According to Su, Meta will be a lead customer for AMD’s 6th Gen EPYC Venice processor at launch later this year. She also referenced a new addition to the Zen 6 family, code-named Verano, which she said incorporates workload-specific optimizations aimed at performance per watt and total cost of ownership.

Financial framework: revenue timing, warrant structure, and long-term targets

Hu said the 6-gigawatt agreement is consistent with AMD’s long-term scaling plan for its data center AI business. She stated that the Meta deployment is expected to generate data center AI revenue of “significant double-digit billions of dollars per gigawatt,” with revenue beginning in the second half of 2026 and ramping alongside MI450 deployments with other customers.

As part of the agreement, Hu said AMD issued Meta a performance-based warrant for up to 160 million shares of AMD common stock. She described the structure as follows:

  • The first tranche vests with the initial 1 gigawatt of shipments of AMD Instinct GPUs.
  • Additional tranches vest as Meta’s purchases scale to 6GW.
  • Vesting is also tied to AMD achieving certain stock price thresholds, with the final tranche vesting at $600 per share.
  • Warrant exercise is tied to Meta achieving key technical and commercial milestones.

Hu said the structure is designed to align incentives and is “accretive to our non-GAAP earnings per share.” She also reiterated AMD’s long-term financial model, including “greater than 80% CAGR” for the data center AI business and a goal of generating “more than $20 in annual earnings per share” within the next three to five years.

On a later question, Su said AMD’s previously stated $20+ EPS target did not specifically include the Meta deal when it was outlined in November, noting the agreement was still “very, very much in the works” at that time. She added that AMD’s long-term model assumes a broad set of customers and ongoing strategic engagements.

Analyst Q&A: overlap with OpenAI, deal precedent, and commitment visibility

During Q&A, Su said there is no overlap between the Meta agreement and AMD’s previously announced OpenAI deal, describing the Meta arrangement as specifically optimized for Meta’s workloads.

Analysts also pressed on whether the warrant structure could set a precedent for future large customer deals. Su responded that “every deal of this scale is very unique,” and argued the partnership is “transformational,” citing deployment scale, ecosystem maturation, and software maturity. She said AMD is seeking “defining partnerships” and that not every MI450 customer will be of Meta’s “size and scale.”

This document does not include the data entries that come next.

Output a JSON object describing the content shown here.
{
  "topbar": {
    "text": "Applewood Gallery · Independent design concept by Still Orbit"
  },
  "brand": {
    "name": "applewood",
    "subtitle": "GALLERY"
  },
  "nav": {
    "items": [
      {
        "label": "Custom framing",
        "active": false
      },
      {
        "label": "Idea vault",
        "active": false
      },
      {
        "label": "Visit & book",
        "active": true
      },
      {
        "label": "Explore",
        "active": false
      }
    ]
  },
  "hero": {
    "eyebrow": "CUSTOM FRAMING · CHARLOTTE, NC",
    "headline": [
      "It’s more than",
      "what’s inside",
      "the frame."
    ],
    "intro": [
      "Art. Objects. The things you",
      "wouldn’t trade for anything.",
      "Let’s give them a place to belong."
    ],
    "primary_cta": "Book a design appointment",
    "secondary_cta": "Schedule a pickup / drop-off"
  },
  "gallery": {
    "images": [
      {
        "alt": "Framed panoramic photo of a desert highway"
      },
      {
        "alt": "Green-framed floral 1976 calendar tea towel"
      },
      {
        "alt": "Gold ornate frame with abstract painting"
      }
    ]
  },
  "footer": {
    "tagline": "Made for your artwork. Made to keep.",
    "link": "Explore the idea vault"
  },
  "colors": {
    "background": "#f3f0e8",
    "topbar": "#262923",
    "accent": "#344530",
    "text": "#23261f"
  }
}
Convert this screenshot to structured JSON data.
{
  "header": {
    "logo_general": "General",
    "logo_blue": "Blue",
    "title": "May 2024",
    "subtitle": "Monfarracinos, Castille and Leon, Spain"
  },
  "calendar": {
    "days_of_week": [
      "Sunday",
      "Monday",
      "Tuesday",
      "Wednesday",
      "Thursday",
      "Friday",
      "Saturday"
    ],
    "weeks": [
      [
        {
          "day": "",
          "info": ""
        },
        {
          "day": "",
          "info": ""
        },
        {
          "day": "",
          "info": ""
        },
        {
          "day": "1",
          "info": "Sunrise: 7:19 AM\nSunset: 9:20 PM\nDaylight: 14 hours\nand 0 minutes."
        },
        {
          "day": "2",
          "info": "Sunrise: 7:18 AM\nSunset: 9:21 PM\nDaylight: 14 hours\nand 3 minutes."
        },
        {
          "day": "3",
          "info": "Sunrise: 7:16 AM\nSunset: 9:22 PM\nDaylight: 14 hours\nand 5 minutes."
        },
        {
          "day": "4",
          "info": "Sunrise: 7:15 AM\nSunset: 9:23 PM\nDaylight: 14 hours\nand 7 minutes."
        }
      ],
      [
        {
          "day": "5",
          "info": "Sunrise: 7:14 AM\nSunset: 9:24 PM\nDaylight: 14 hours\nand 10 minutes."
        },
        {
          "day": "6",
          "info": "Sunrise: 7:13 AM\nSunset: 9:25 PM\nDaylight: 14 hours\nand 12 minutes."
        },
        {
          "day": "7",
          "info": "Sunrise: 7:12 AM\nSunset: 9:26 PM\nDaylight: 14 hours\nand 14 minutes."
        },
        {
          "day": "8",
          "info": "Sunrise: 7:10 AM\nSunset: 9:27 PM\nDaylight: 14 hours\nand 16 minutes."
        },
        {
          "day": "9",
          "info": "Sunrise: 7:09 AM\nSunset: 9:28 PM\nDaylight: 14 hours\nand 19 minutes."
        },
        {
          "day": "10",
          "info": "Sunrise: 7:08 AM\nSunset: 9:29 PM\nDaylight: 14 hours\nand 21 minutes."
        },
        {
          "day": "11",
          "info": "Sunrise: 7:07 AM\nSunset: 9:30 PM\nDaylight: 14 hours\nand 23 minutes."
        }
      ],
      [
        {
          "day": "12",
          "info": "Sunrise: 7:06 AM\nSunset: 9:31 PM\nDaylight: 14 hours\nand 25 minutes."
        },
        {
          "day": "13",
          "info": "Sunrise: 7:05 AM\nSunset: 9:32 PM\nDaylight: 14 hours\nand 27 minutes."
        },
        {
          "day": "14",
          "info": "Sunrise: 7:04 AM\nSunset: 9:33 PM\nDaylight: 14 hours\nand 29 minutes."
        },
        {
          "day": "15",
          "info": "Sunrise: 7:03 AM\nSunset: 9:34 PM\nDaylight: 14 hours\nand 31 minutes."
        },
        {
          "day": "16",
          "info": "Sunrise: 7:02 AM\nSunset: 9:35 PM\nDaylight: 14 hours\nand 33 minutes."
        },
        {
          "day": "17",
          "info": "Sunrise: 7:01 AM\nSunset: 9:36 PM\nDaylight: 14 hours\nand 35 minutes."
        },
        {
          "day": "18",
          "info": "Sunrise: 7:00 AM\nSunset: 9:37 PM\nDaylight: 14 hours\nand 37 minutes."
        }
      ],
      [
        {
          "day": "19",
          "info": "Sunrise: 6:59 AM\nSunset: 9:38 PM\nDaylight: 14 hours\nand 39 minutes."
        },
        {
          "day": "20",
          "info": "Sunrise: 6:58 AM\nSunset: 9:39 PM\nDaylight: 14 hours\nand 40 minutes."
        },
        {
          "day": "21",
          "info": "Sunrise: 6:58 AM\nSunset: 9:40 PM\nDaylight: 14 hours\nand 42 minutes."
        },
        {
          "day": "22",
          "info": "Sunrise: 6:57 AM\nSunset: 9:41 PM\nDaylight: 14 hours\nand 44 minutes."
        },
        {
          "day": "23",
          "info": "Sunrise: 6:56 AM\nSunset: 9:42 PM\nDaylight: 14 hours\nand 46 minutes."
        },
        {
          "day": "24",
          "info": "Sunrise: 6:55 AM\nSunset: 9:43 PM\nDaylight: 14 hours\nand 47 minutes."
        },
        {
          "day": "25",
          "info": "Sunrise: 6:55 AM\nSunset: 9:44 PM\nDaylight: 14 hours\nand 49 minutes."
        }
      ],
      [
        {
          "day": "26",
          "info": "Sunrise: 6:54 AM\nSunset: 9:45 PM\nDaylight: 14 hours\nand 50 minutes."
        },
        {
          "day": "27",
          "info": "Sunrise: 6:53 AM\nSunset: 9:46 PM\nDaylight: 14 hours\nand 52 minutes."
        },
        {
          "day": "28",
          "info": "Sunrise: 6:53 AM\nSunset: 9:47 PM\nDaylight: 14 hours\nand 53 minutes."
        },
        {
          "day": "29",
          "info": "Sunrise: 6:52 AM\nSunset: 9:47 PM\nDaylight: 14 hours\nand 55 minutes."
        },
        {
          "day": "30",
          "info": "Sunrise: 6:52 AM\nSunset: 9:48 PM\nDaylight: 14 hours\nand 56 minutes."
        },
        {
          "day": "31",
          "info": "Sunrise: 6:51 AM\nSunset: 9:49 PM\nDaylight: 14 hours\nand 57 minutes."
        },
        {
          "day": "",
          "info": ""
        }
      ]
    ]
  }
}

On visibility and commitments, Su said the agreement spans five years for 6GW, with the first gigawatt committed and shipments beginning in the second half of 2026. She added that supply chain conditions remain tight and that AMD and Meta are planning deployments closely around data center buildouts. Su also said AMD is working beyond MI450, noting development of “MI500 and beyond.”

About Advanced Micro Devices (NASDAQ:AMD)

Advanced Micro Devices, Inc (NASDAQ: AMD) is a global semiconductor company that designs and sells microprocessors, graphics processors, chipsets and adaptive computing solutions for a broad set of markets. The company’s product portfolio includes consumer and commercial CPUs under the Ryzen and Threadripper brands, data center processors under the EPYC brand, and Radeon graphics processing units for gaming and professional visualization. AMD also offers semi-custom system-on-chip (SoC) products for gaming consoles and other specialized applications, and provides supporting software and platform technologies for OEMs, cloud service providers and end users.

Founded in 1969, AMD has evolved from a supplier of logic chips into a diversified, fabless semiconductor designer.